I can absorb an interest rate rise but of course I think we will ALL have problems if interest rates rised significantly !No Unapproved or Personal links in signatures please - FT30 -
I may be mad but I am an FTB and am going ahead with purchasing a mid terraced for £ 131k. The asking price is £ 142k. The offer's been accepted. If and when prices start falling then I guess the 8% reduction from the asking price might help to cushion the blow a little.
Am I wrong in saying that if the right house comes along at the right price today then it's perfectly ok to buy now ?
The problem is that, to my knowledge, no one on here has got a crystal ball that is guaranteed to be 100% accurate!
There are as many different opinions on this (some well-thought-out and reasoned, some extreme and some very forcefully put) as there are houses and people's situations. Having read the majority of the different opinions for over a year now, I'd say that the 'happy medium' position is that although the majority would advise a FTB to wait a bit, if you are absolutely certain you are not over-stretching yourself on the mortgage and that you will be happy living in the house for at least 5-8 years (the amount of time it took some people to get out of negative equity during the last HPC) and/or you have a substantial deposit to put down then over time (10+ years) you will be fine and should enjoy living in your new home.
Of course you may kick yourself to see the same sort of house house you are buying now go for 5-25% less in a year or sos time (depending upon the 'expert' you choose to listen to).
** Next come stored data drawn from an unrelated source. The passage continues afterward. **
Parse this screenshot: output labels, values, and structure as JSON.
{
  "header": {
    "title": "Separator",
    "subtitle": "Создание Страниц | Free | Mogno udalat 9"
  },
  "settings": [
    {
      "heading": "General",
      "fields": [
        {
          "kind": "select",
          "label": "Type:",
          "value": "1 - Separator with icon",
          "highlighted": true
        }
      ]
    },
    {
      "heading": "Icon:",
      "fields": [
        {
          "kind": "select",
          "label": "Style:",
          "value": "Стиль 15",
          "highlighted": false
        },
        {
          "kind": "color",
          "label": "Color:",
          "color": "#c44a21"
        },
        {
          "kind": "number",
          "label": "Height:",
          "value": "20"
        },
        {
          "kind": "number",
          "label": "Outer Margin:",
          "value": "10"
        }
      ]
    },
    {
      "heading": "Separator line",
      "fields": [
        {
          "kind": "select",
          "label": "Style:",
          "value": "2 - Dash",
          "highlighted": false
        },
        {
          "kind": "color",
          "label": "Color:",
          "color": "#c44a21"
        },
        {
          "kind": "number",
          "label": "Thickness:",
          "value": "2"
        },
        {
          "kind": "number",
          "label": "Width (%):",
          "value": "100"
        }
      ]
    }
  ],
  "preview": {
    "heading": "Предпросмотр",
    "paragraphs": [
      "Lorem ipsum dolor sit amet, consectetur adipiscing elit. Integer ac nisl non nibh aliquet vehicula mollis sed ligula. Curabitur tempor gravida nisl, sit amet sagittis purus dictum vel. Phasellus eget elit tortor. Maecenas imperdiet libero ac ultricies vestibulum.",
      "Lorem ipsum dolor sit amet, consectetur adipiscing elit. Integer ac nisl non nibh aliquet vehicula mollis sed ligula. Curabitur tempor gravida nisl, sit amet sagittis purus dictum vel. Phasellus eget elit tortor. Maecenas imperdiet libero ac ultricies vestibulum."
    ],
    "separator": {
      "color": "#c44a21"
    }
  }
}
However, that has to be weighed against the pleasure you will have in owning your own home and the 'slight' risk (according to the vast majority of 'experts' I've heard of) that house prices could actually start to rise anytime soon.
Having been around during the precious crash the people who were most severely affected were:
1) the young couples who stretched themselves to the max to buy a tiny one or two bed home, then went into negative equity at the same time as having a couple of children so were forced to live in very cramped conditions for a number of years.
2) The people who overstretched themselves, not realising that interest rates would rise to crippling levels and/or they lost their jobs, were ill and couldn't work so ended up losing their homes.
If you don't think either of those scenarios are likely for you then you *might* be fine. At the end of the day, buying/selling houses is a bit of a gamble... the ones who strike lucky buy at the bottom of the cycle and eventually downsize (or emigrate) at the peak! For the majority of us, over the long term buying a house is generally considered to be a good investment... although even that is now subject to debate! The bottom line is that most Brits do love to own their own homes and you can't always put a price on that!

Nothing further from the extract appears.